It says so here.
I always feel a little weird talking about this. I don’t argue that there are health concerns that can be exacerbated by obesity, but I also would hate to see an extreme emphasis placed on losing weight. Teaching children (and adults) good eating/exercise habits? Cool! But some people are large, and they will be large despite their eating/exercise habits. We have enough fat-shaming.
Interestingly, the AMA also voted to support:
the idea of using revenue from taxes on sugar-sweetened sodas as one way to help pay for obesity-fighting programs. But the group stopped short of fully endorsing such taxes.
I think education is important, but what’s available is more important. Ideally, here needs to be more available, affordable, tasty, ready-to-eat, alternatives to junk food. Kids come home from school hungry, and tired, at least all the kids I know did. They need healthy food available in the cabinet or refrigerator that they can pull out and eat immediately.
Another thought I had on this was assigning health grades to restaurants (AMA or Dietetic Association or? ) and the health grade must be posted at the door. It could be assigned based on criteria such as healthy choice options. And, calories, sat fat, other fat, sugar, and salt content, as well as nutritious value, should identified on menus items. It’s a lot easier to make healthy choices when you know what’s in a meal.
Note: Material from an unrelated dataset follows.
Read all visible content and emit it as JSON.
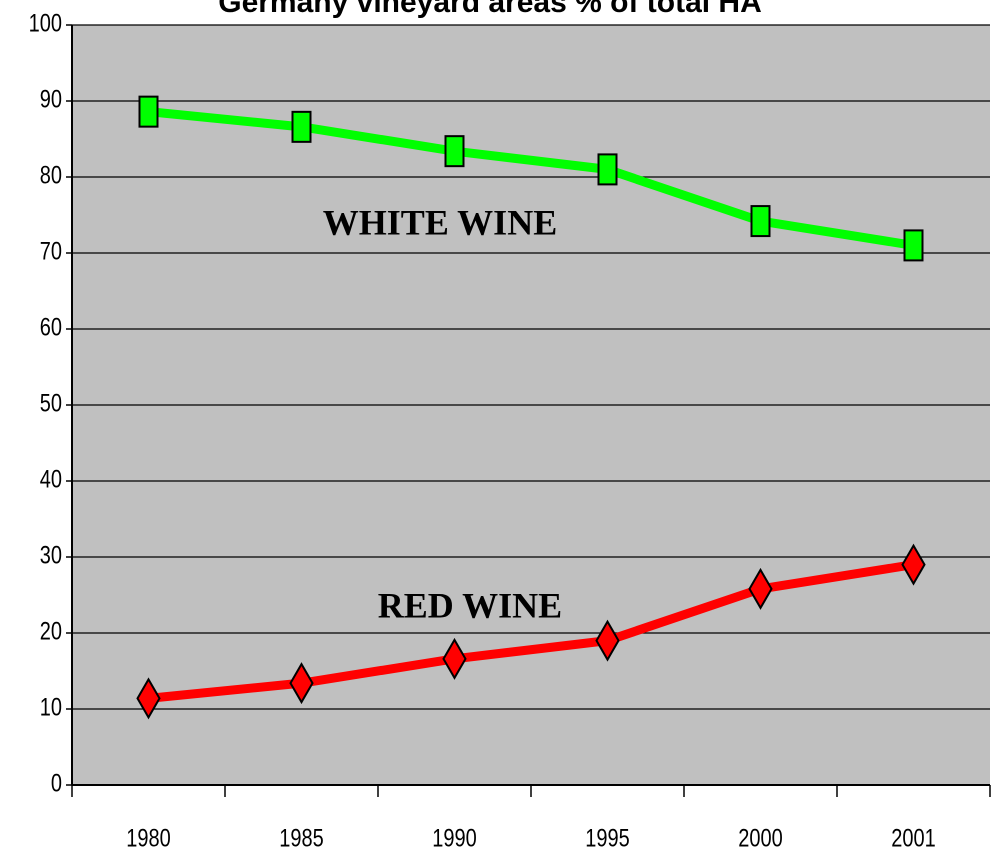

Not impressed with the AMA.
I stopped drinking 3 or 4 cans of Coke every day. I have maybe 2 or 3 a month, the little green bottles, not a Big Gulp. I’ve lost 15 lbs since March.
I realized today that my caffeine intake is way high, and I am considering backing away a little, myself.
Too much caffeine?
I know the feeling.
Yep. That’s it exactly, though this young man seems pretty happy about the whole thing.
I was drinking 2-4 cups of coffee a day and diet soda a few times a week until a few months ago when I cut over to green tea. Now I drink more iced tea and water. My cutting back on caffeine happened so gradually, I almost didn’t notice. For years, I couldn’t imagine starting a morning without coffee. Now, I don’t even think about it. If I did it, you can do it, too.
Whoa! Whoa! Whoa!
Let’s not get all…revolutionary…here.
What’s next? No Bacon!?!
Without caffeine, I am pretty sure I’d just start walking around in slow circles.
Without caffeine I don’t think my bladder would function.
Which reminds me…
I guess I get some caffeine from iced tea. I really didn’t decide on cutting caffeine. I thought more about green tea. Before I knew it, the coffee maker was no longer in use. It just sort of evolved and I’m still alive and kicking. (Actually, around the same time I started eating mostly vegetarian and so, leftover, no bacon, too.) Am I healthier for it? I can’t pass up a chocolate chip cookie, so probably not. And, I wouldn’t pass up a cup of coffee should the occasion be right. I just don’t drink it or need it every day anymore.
I agree that “fat shaming” is totally wrong. It isn’t a matter of immorality or shameful behavior. And I’m sure there is a small percentage of people whose weight problems are caused by unusual genetic or medical situations.
But the medical research results are extensive and quite consistent. As a matter of public health (meaning looking at large populations and not an individual) being overweight is a major medical problem, and being obese is a severe medical problem (both directly and because it often brings on type 2 diabetes, a dangerous condition even if treated). Because of this, the weight problem also is a severe economic problem. And it is rapidly becoming worse.
I hope to hell somebody doesn’t characterize this as the “weight debate” they way they talk about the “climate change debate.” Anybody who tries that should be required to produce credible research showing that obesity is a good thing.
We need to face this problem rationally, both as a society and as individuals. And we need to do it quickly. Otherwise we need to prepare for a lot of unexpected (and unfunded) medical care expenses, premature deaths and gobs of unnecessary suffering.
If somebody is thinking “Easy for him to say. He’s skinny.” No, I’m not; not by a long shot. I have to deal with this, too.
“I hope to hell somebody doesn’t characterize this as the “weight debate” they way they talk about the “climate change debate.” ”
It seems more like a combo of “they’re all just fat lazy overeaters” and “I don’t want no damn nanny state telling me what I can eat / what I can feed MY children.”
Wouldn’t being against nutritional and obesity education for kids be a lot like being against educating kids about the consequences and dangers of smoking, of texting while driving, of binge drinking, etc?
I keep hearing about the nanny state and the right of parents to make the right choices for their kids. The thing is, though, the data is pretty damn clear that parents very commonly do NOT make sound nutritional choices for their kids (or for themselves, either), and THAT results in SOCIETAL and ECONOMIC problems; it is not simply a personal rights issue.
Does somebody have a sensible argument AGAINST nutritional and obesity education? If so, I’d love to hear it.
No, this is not an argument in favor of the state raising kids, etc., etc.